Definition: A feature of a bond that allows it to be turned in to the corporation which issued it for payment of its loan amount (ie, face value) before its scheduled due (ie, maturity) date.

Example: D & D Corporation issues a 10-year, 4% bond that has a put provision. Several years into the term of the bond, interest rates rise, meaning that similar corporations are now offering new bonds that pay, say, 5%. Investors holding D & D’s bond realize that if they can get all their money back, they could reinvest it in bonds that pay 5%. They can get their money back by ‘putting’ the bond to D & D.

Investeach explains: A second reason why an investor may put a bond is if the corporation is in decline. As this occurs, it becomes less and less likely that it will be able to repay the bond’s face value at maturity. Better to put the bond to the corporation now and collect the face value while the company is still able to pay! Notice that a perception a corporation may fail can make the failure a reality. If enough investors put their bonds back to the corporation it may not have enough money to pay them all!

Bonds with this provision are rare. The reason is that corporations which sell bonds do so to borrow money for the long term. This allows them to make substantial investments in engineers, labs, manufacturing plants, machinery, warehouses, etc. that will one day produce the profits needed to pay back the bonds. When bonds have a put provision, the company can never be sure when and in what amount bondholders will want their money back.

Why would a company offer a put provision on its bond?

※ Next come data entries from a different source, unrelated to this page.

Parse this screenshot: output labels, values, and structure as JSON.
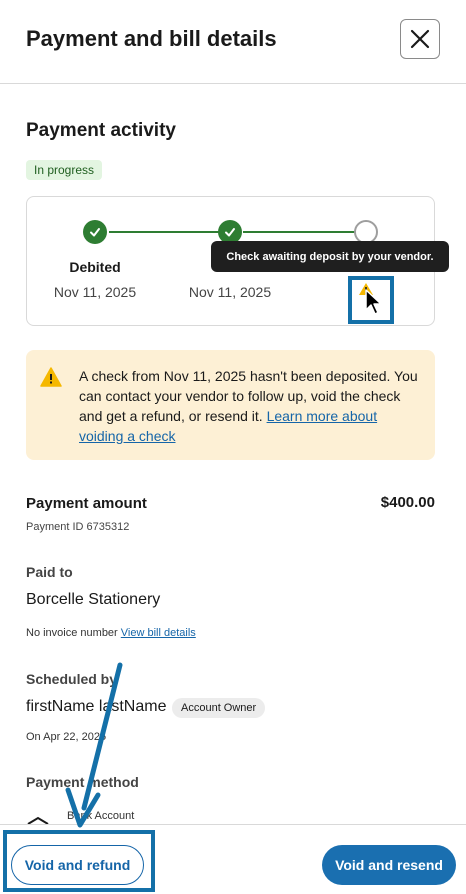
{
  "header": {
    "title": "Payment and bill details",
    "close_icon": "close-icon"
  },
  "activity": {
    "title": "Payment activity",
    "status_badge": "In progress",
    "steps": [
      {
        "label": "Debited",
        "date": "Nov 11, 2025",
        "state": "done"
      },
      {
        "label": "",
        "date": "Nov 11, 2025",
        "state": "done"
      },
      {
        "label": "",
        "date": "",
        "state": "pending"
      }
    ],
    "tooltip": "Check awaiting deposit by your vendor."
  },
  "alert": {
    "text": "A check from Nov 11, 2025 hasn't been deposited. You can contact your vendor to follow up, void the check and get a refund, or resend it. ",
    "link": "Learn more about voiding a check"
  },
  "payment": {
    "amount_label": "Payment amount",
    "amount_value": "$400.00",
    "payment_id": "Payment ID 6735312"
  },
  "paid_to": {
    "label": "Paid to",
    "value": "Borcelle Stationery",
    "invoice_text": "No invoice number ",
    "invoice_link": "View bill details"
  },
  "scheduled": {
    "label": "Scheduled by",
    "name": "firstName lastName",
    "role_badge": "Account Owner",
    "date": "On Apr 22, 2025"
  },
  "method": {
    "label": "Payment method",
    "account": "Bank Account"
  },
  "footer": {
    "void_refund": "Void and refund",
    "void_resend": "Void and resend"
  },
  "colors": {
    "accent": "#1565a8",
    "success": "#2e7d32",
    "warning_bg": "#fdf0d5",
    "warning_icon": "#f5b800",
    "annotation": "#1470a8"
  }
}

The ability to put a bond back to a corporation is a valuable feature that can provide significant protection to bond investors. It’s so valuable that they will be willing accept earning a lower than normal interest rate. This means lower interest costs for the corporation.

Riddle me this:

1. In your own words, what does a put provision allow a bondholder to do?
2. Identify two situations in which a bond investor may want to put his or her bond.
3. Why do corporations rarely offer put provisions with the bonds they issue?
4. Still, what is the allure that causes some corporations to offer bonds with a put provision?